No circularity: theorems extend established Leggett-Williams results component-wise without reduction to inputs

full rationale

The paper states that Leggett-Williams type conditions applied separately in each component of the product space guarantee nine fixed points (four coexistence). This is an extension of prior multiplicity theorems (Leggett-Williams, Krasnosel'skii) to systems of operators on Cartesian products, with no quoted self-definition, no fitted parameter renamed as prediction, and no load-bearing self-citation chain. The abstract and application to boundary-value problems treat the component-wise hypotheses as independent inputs whose joint realization follows from the product-space construction; the derivation remains self-contained against external fixed-point benchmarks.

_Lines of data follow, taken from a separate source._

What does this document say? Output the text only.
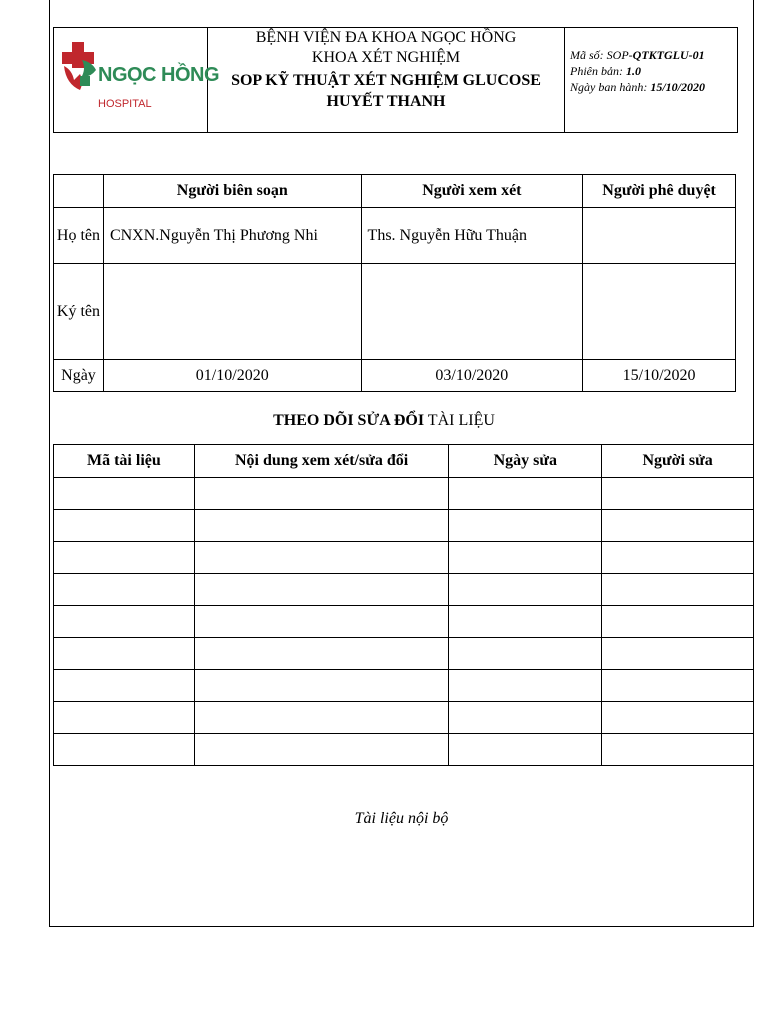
NGỌC HỒNG
HOSPITAL
BỆNH VIỆN ĐA KHOA NGỌC HỒNG
KHOA XÉT NGHIỆM
SOP KỸ THUẬT XÉT NGHIỆM GLUCOSE HUYẾT THANH
Mã số: SOP-QTKTGLU-01
Phiên bản: 1.0
Ngày ban hành: 15/10/2020
	Người biên soạn	Người xem xét	Người phê duyệt
Họ tên	CNXN.Nguyễn Thị Phương Nhi	Ths. Nguyễn Hữu Thuận	
Ký tên			
Ngày	01/10/2020	03/10/2020	15/10/2020
THEO DÕI SỬA ĐỔI TÀI LIỆU
Mã tài liệu	Nội dung xem xét/sửa đổi	Ngày sửa	Người sửa

Tài liệu nội bộ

Axiom & Free-Parameter Ledger

0 free parameters · 2 axioms · 0 invented entities

The work relies on background cone theory and fixed point theorems from the literature as standard assumptions; no new free parameters or invented entities are introduced in the abstract.

axioms (2)
  • standard math Leggett-Williams and Krasnosel'skii fixed point theorems hold in the individual normed spaces
    The new results extend these established theorems component-wise to the product space.
  • domain assumption The spaces admit suitable cones for applying the multiplicity conditions
    Required for the Leggett-Williams type conditions to apply in the product setting.